We’ve been singing the hymn We Three Kings at church over the last couple of weeks. Despite its slight inconsistency with the details of Matthew 2, I love the capacity of this hymn for telling the story of Epiphany.

Every year I sing the lyrics, “Field and fountain / moor and mountain” and think, “what in the WORLD is a moor?!” I finally took the time this year to find out. A quick search on the ever-reliable Wikipedia taught me this: “Moorland or moor is a type of habitat, in the temperate grasslands, savannas, and shrublands biome, found in upland areas, characterised by low-growing vegetation on acidic soils and heavy fog. Moorland nowadays generally means uncultivated hill land, but the Old English mōr also refers to low-lying wetlands.”
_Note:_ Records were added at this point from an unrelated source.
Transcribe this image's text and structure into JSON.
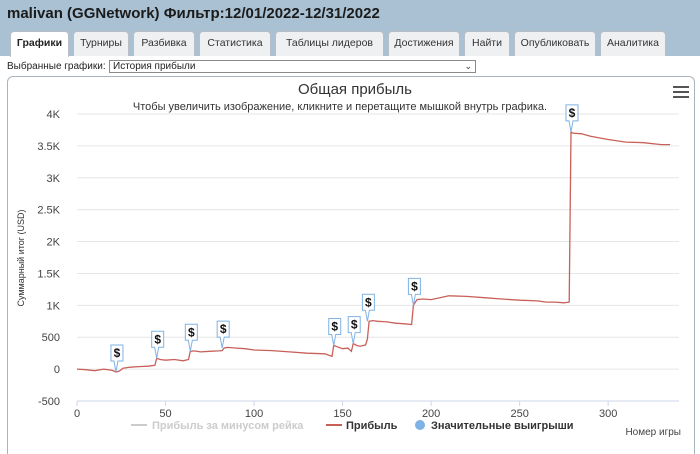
{
  "header": {
    "title": "malivan (GGNetwork) Фильтр:12/01/2022-12/31/2022"
  },
  "tabs": [
    {
      "label": "Графики",
      "active": true
    },
    {
      "label": "Турниры",
      "active": false
    },
    {
      "label": "Разбивка",
      "active": false
    },
    {
      "label": "Статистика",
      "active": false
    },
    {
      "label": "Таблицы лидеров",
      "active": false
    },
    {
      "label": "Достижения",
      "active": false
    },
    {
      "label": "Найти",
      "active": false
    },
    {
      "label": "Опубликовать",
      "active": false
    },
    {
      "label": "Аналитика",
      "active": false
    }
  ],
  "selector": {
    "label": "Выбранные графики:",
    "value": "История прибыли"
  },
  "chart_data": {
    "type": "line",
    "title": "Общая прибыль",
    "subtitle": "Чтобы увеличить изображение, кликните и перетащите мышкой внутрь графика.",
    "xlabel": "Номер игры",
    "ylabel": "Суммарный итог (USD)",
    "xlim": [
      0,
      340
    ],
    "ylim": [
      -500,
      4000
    ],
    "x_ticks": [
      0,
      50,
      100,
      150,
      200,
      250,
      300
    ],
    "x_tick_labels": [
      "0",
      "50",
      "100",
      "150",
      "200",
      "250",
      "300"
    ],
    "y_ticks": [
      -500,
      0,
      500,
      1000,
      1500,
      2000,
      2500,
      3000,
      3500,
      4000
    ],
    "y_tick_labels": [
      "-500",
      "0",
      "500",
      "1K",
      "1.5K",
      "2K",
      "2.5K",
      "3K",
      "3.5K",
      "4K"
    ],
    "grid": true,
    "series": [
      {
        "name": "Прибыль",
        "color": "#c8605a",
        "x": [
          0,
          5,
          10,
          15,
          20,
          22,
          24,
          26,
          30,
          35,
          40,
          44,
          45,
          47,
          50,
          55,
          60,
          63,
          64,
          66,
          70,
          75,
          80,
          82,
          83,
          85,
          90,
          95,
          100,
          110,
          120,
          130,
          140,
          144,
          145,
          147,
          150,
          153,
          155,
          156,
          158,
          160,
          163,
          164,
          165,
          167,
          170,
          175,
          180,
          185,
          189,
          190,
          192,
          195,
          200,
          205,
          210,
          220,
          230,
          240,
          250,
          260,
          265,
          270,
          275,
          278,
          279,
          280,
          285,
          290,
          300,
          310,
          320,
          330,
          335
        ],
        "values": [
          0,
          -10,
          -25,
          0,
          -20,
          -45,
          -30,
          15,
          30,
          40,
          45,
          60,
          170,
          150,
          140,
          150,
          130,
          150,
          280,
          285,
          270,
          280,
          285,
          290,
          330,
          340,
          330,
          320,
          300,
          290,
          270,
          250,
          240,
          200,
          370,
          350,
          320,
          330,
          280,
          400,
          370,
          360,
          380,
          470,
          750,
          760,
          750,
          740,
          720,
          710,
          700,
          1000,
          1090,
          1100,
          1090,
          1120,
          1150,
          1140,
          1120,
          1100,
          1080,
          1070,
          1050,
          1050,
          1040,
          1050,
          3720,
          3700,
          3690,
          3650,
          3600,
          3560,
          3550,
          3520,
          3520
        ]
      }
    ],
    "significant_wins": {
      "name": "Значительные выигрыши",
      "color": "#7fb2e5",
      "label": "$",
      "x": [
        22,
        45,
        64,
        82,
        145,
        156,
        164,
        190,
        279
      ],
      "values": [
        -45,
        170,
        280,
        330,
        370,
        400,
        750,
        1000,
        3720
      ]
    },
    "legend": {
      "placement": "bottom",
      "items": [
        {
          "name": "Прибыль за минусом рейка",
          "color": "#cccccc",
          "hidden": true
        },
        {
          "name": "Прибыль",
          "color": "#c8605a",
          "hidden": false
        },
        {
          "name": "Значительные выигрыши",
          "color": "#7fb2e5",
          "hidden": false
        }
      ]
    }
  }
}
What we have here, in We Three Kings, is a short geographical and ecological lesson in the journey of the Wise Men. The imagery of field and fountain, moor and mountain captures the vast array of landscapes in which these Wise Men traveled–or at the very least sparks our imaginations in this array of landscapes. And, perhaps, it speaks to the perilous conditions of that journey. They traveled through fields–centers of agriculture and homes to livestock; they traveled through fountains–places of sustenance, where abundance overflows; they traveled through moors–dangerous, rugged, and bleak terrain; they traveled over mountains–a mixture of risk and beauty, strenuous passage with the reward of majestic views.

All this to follow a Star–a Star they hoped would lead them to the “child who has been born king of the Jews.” All in hope of paying homage, of honoring and worshipping this child born King.

What is the landscape of your journey toward the child born King? What are the fields, fountains, moors, and mountains that make up your story of faith and doubt and love and worship?